Sunrise at Point Beach State Forest, Wisconsin

“Water is our most ancient relative, not just a resource.”

Lake Michigan Rolls

“We’re in the heart of Turtle Island. We exist on the arteries of this place. As Anishinaabe people, that's Ojibwe. That’s Odawa. That’s Potawatomi. The Great Lakes is us. And all the waterways that go out, those main arteries of that Turtle, are places that we have traversed and cared for and have been a part of our life. And if you look at our culture, the women are the ones that care for the water. So if you talk about the spirituality of the Great Lakes. Really, what it comes down to is the spirituality, or the responsibility, of our Anishinaabe women.”

Silver River Falls, Upper Peninsula of Michigan

“It’s just forever interesting to understand where you live in your watershed.”

Warren Dunes State Park, Michigan

“We lost our connection to water... and so now, what we’re trying to do is reconnect people to these amazing natural resource, and give them a compelling experience, develop a sense of wonder about them, and that hopefully can lead them to care.”

Lake Michigan in the early morning

“We are like drops of water... the Lakes, the ocean, the seas include all of us.”

Embarrass River, Wisconsin

“One of the issues people would have is very often they would have farms along a river, and stuff gets into the river.

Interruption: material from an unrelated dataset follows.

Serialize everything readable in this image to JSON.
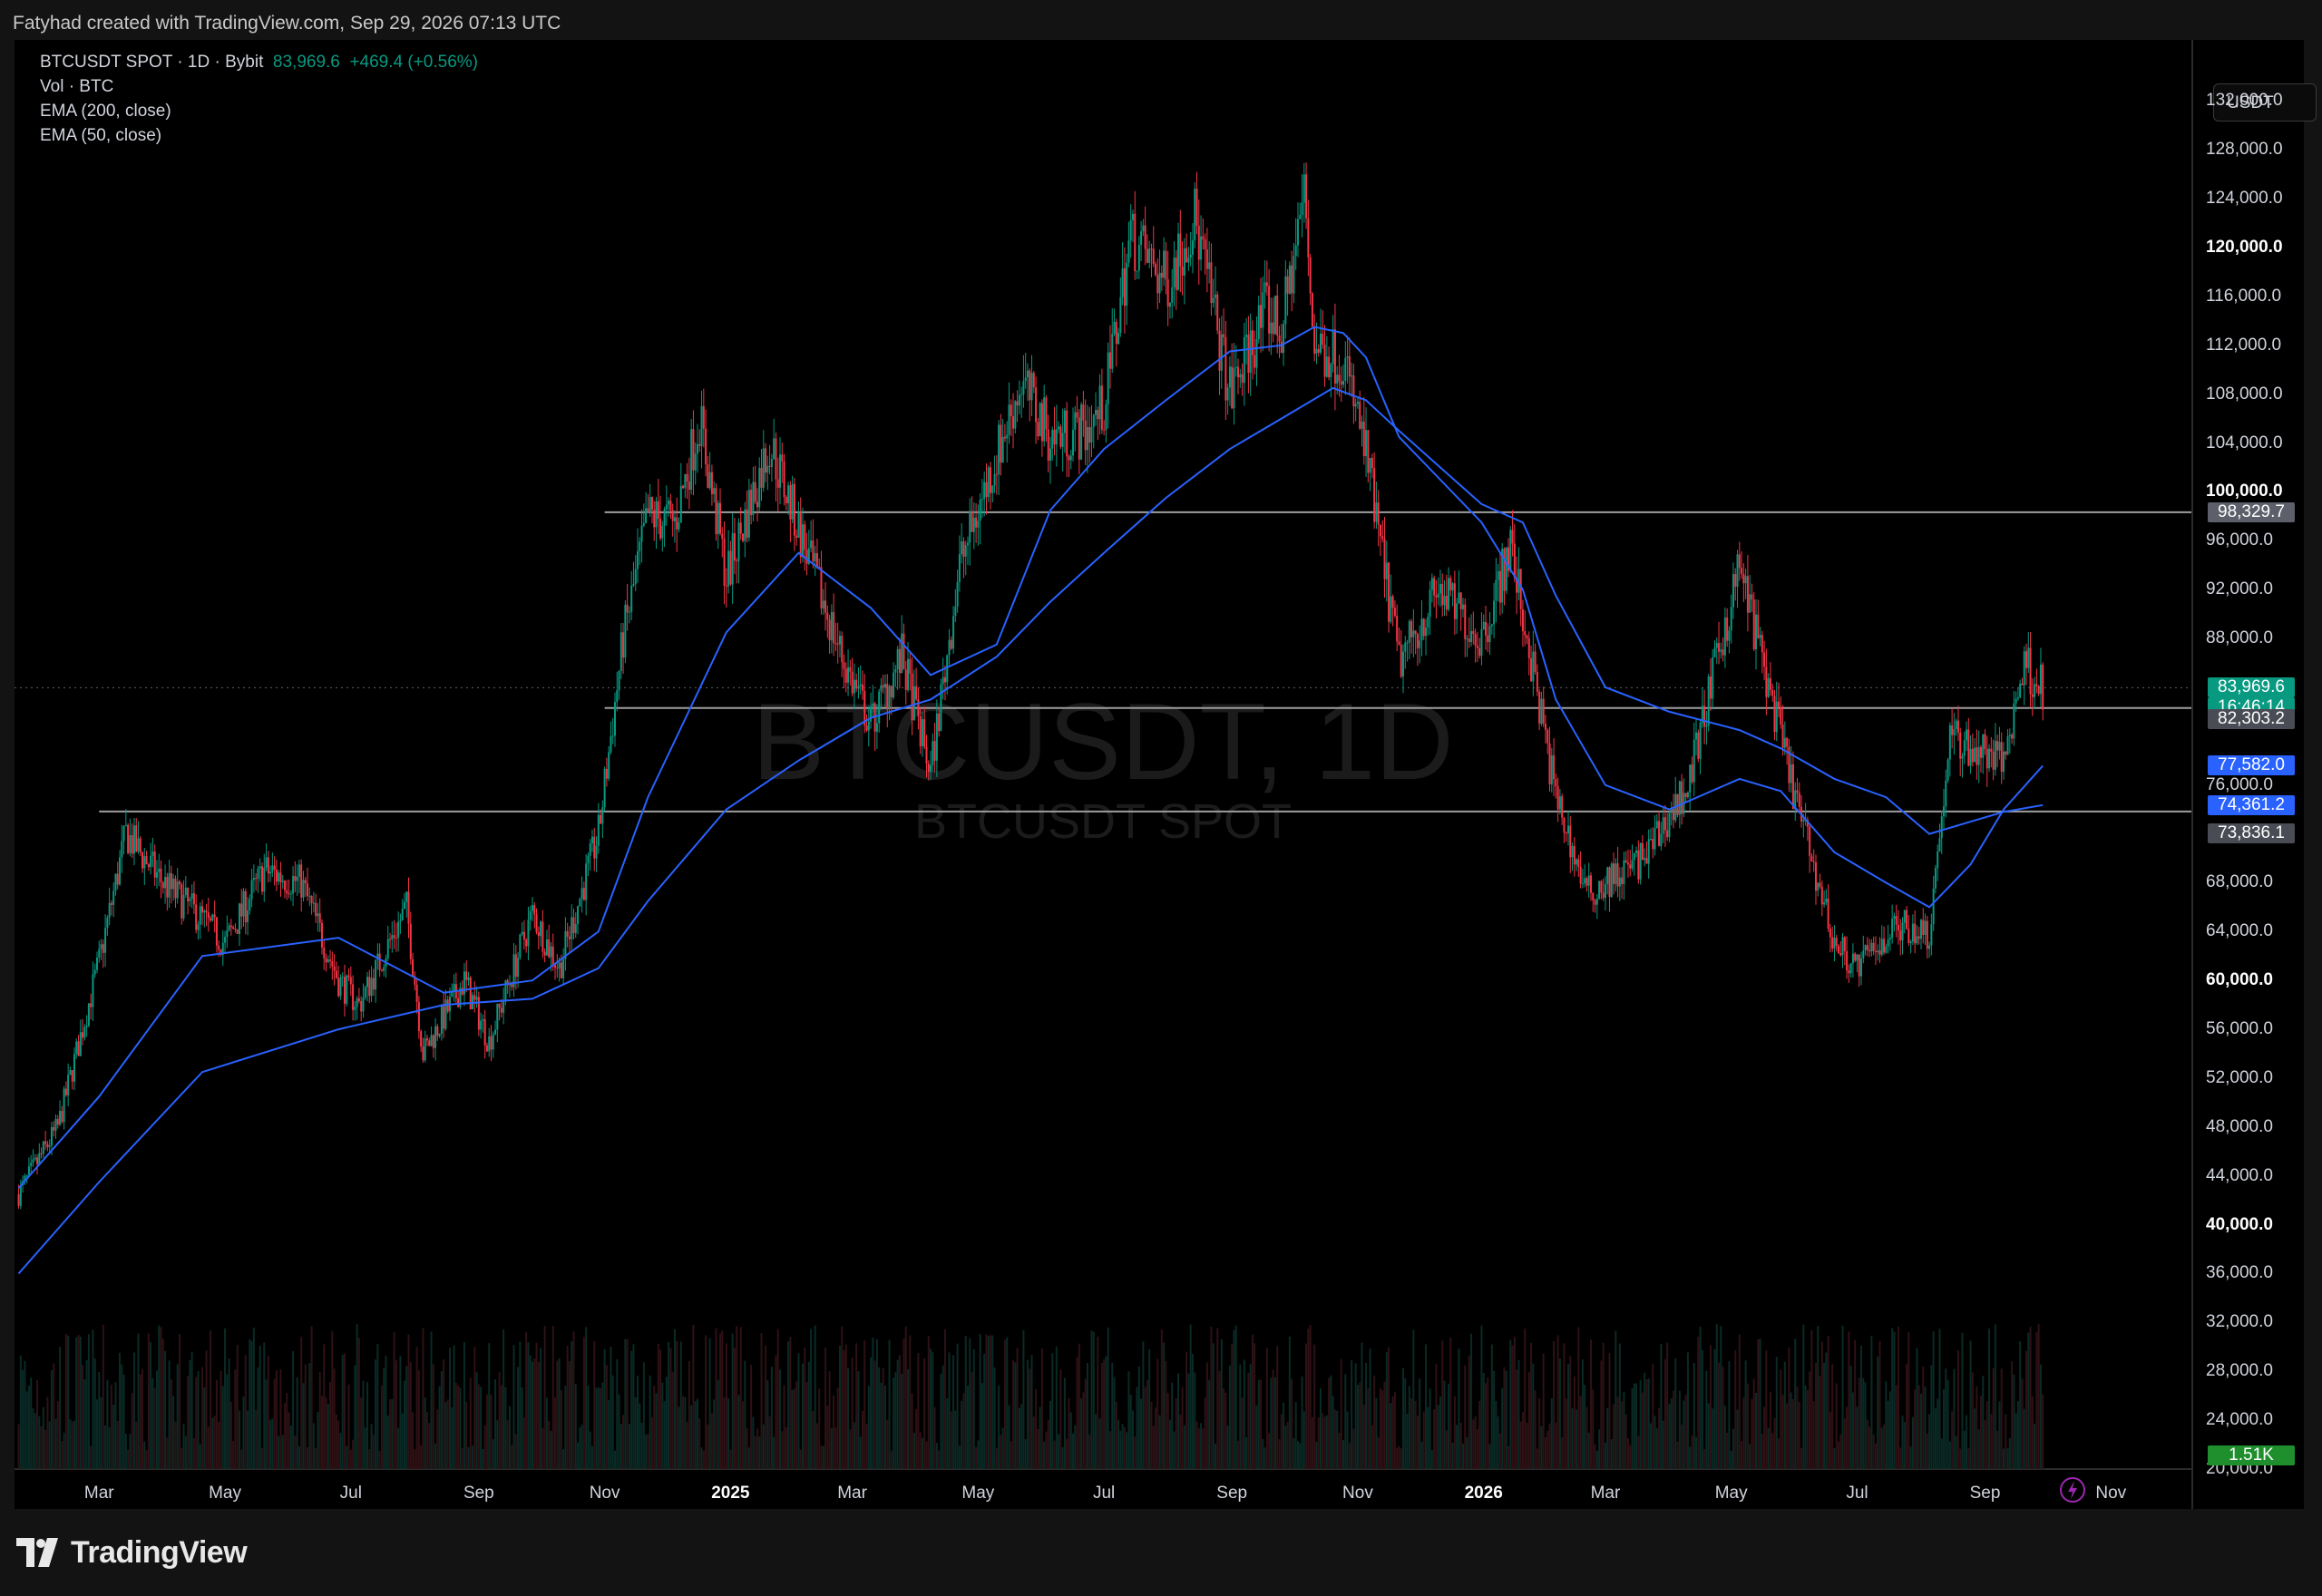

Well, the person downstream would complain saying, ‘I didn't do this. I can't drink the water anymore. It's not even good for my crops anymore. What kind of recourse do I have?’ The rabbis said if you live upstream, you can't dirty the water, because someone downstream is going to be affected. So, the sense of responsibility of the resource, and how it affects people, was already very much ingrained 2000 years ago by rabbinical decree.”

Sunset on the Bay of Green Bay

“Many of us go to water when we are grieving and sad. The waters hold a lot of energy for us.”

Across the Great Lakes

“Water is all connected. And you can't look after the American side of the Great Lakes, if we don't look after the Canadian side. So, we have to rely on each other and trust each other.”

Ontanagon Township Park and Campground along Lake Superior, Upper Peninsula of MI

“Water is life. It is a sacred gift and trust. Water is a teacher, connector, healer, blessing, purifying and sustaining force. We love water. We thank and respect water. We ALL are water.”